School boards have many other responsibilities that make them relevant, of course, and the fact that Piacsek was speaking as a member of a school board exercising its authority to accept or reject federal funds rendered her argument nonsensical. But she wasn’t alone.

“If it’s food and free lunch today, it will be forced masking, forced whatever-we-want-to-do in schools because the mob will have the power to tell us what to do,” board member Anthony Zenobia said. His side also accused the five other board members of capitulating to “the mob,” an insidious name for the Waukeshans who spoke out against the board’s decision, and “punting” on the issue.

The five vote-changers were indignant at the accusation that they changed their minds based on cowardice and not a genuine change of heart.

“I made the earlier votes without really looking at all the implications and I wasn’t really informed and I apologize for that,” board member Greg Deets said. “The truth is that many of our students are hungry throughout the school day and we have the ability to do something about that.”

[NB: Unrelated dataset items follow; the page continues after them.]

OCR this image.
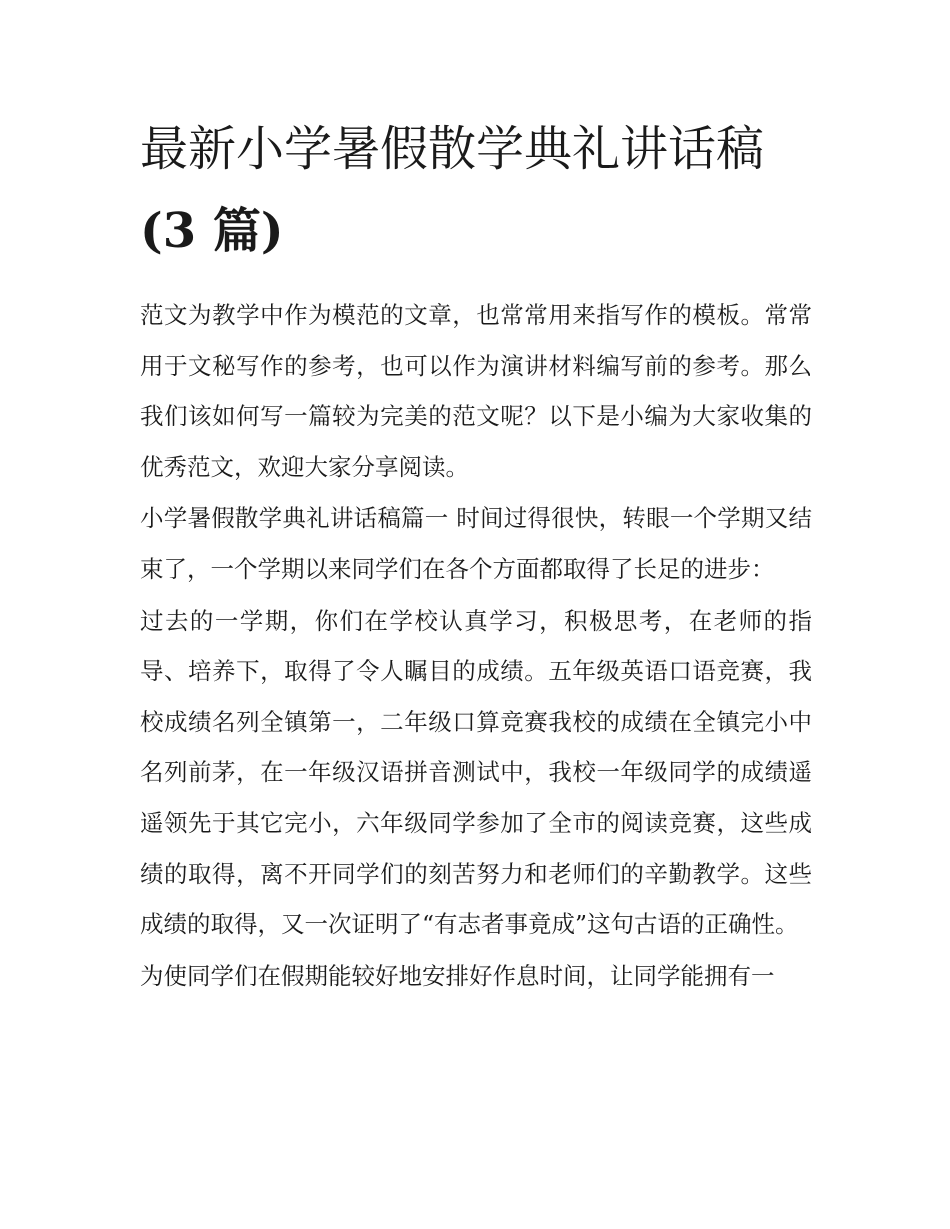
最新小学暑假散学典礼讲话稿
(3 篇)

范文为教学中作为模范的文章，也常常用来指写作的模板。常常用于文秘写作的参考，也可以作为演讲材料编写前的参考。那么我们该如何写一篇较为完美的范文呢？以下是小编为大家收集的优秀范文，欢迎大家分享阅读。

小学暑假散学典礼讲话稿篇一 时间过得很快，转眼一个学期又结束了，一个学期以来同学们在各个方面都取得了长足的进步：

过去的一学期，你们在学校认真学习，积极思考，在老师的指导、培养下，取得了令人瞩目的成绩。五年级英语口语竞赛，我校成绩名列全镇第一，二年级口算竞赛我校的成绩在全镇完小中名列前茅，在一年级汉语拼音测试中，我校一年级同学的成绩遥遥领先于其它完小，六年级同学参加了全市的阅读竞赛，这些成绩的取得，离不开同学们的刻苦努力和老师们的辛勤教学。这些成绩的取得，又一次证明了“有志者事竟成”这句古语的正确性。

为使同学们在假期能较好地安排好作息时间，让同学能拥有一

The most powerful moment of the evening came from Board president Joseph Como, who spoke eloquently of spending his entire life living in and around Waukesha without knowing the stories of suffering that he heard after the board’s previous vote.

“I appreciate your input very much,” he said to those who’d shared those stories. “I eat every meal every day. I cannot relate to being hungry. I’ve been blessed,” he said, before attempting to end the meeting on a less contentious note.

“The great thing from my perspective is this community is and will unite. Maybe we have different ways of going about how. The keyword is a three-letter [word], is how are we gonna feed our children?”

Ensuring that every student in the district has access to free, nutritional meals at school seems like a good start, and it’s thanks to pressure on the board that Waukesha students won’t go hungry when school starts tomorrow.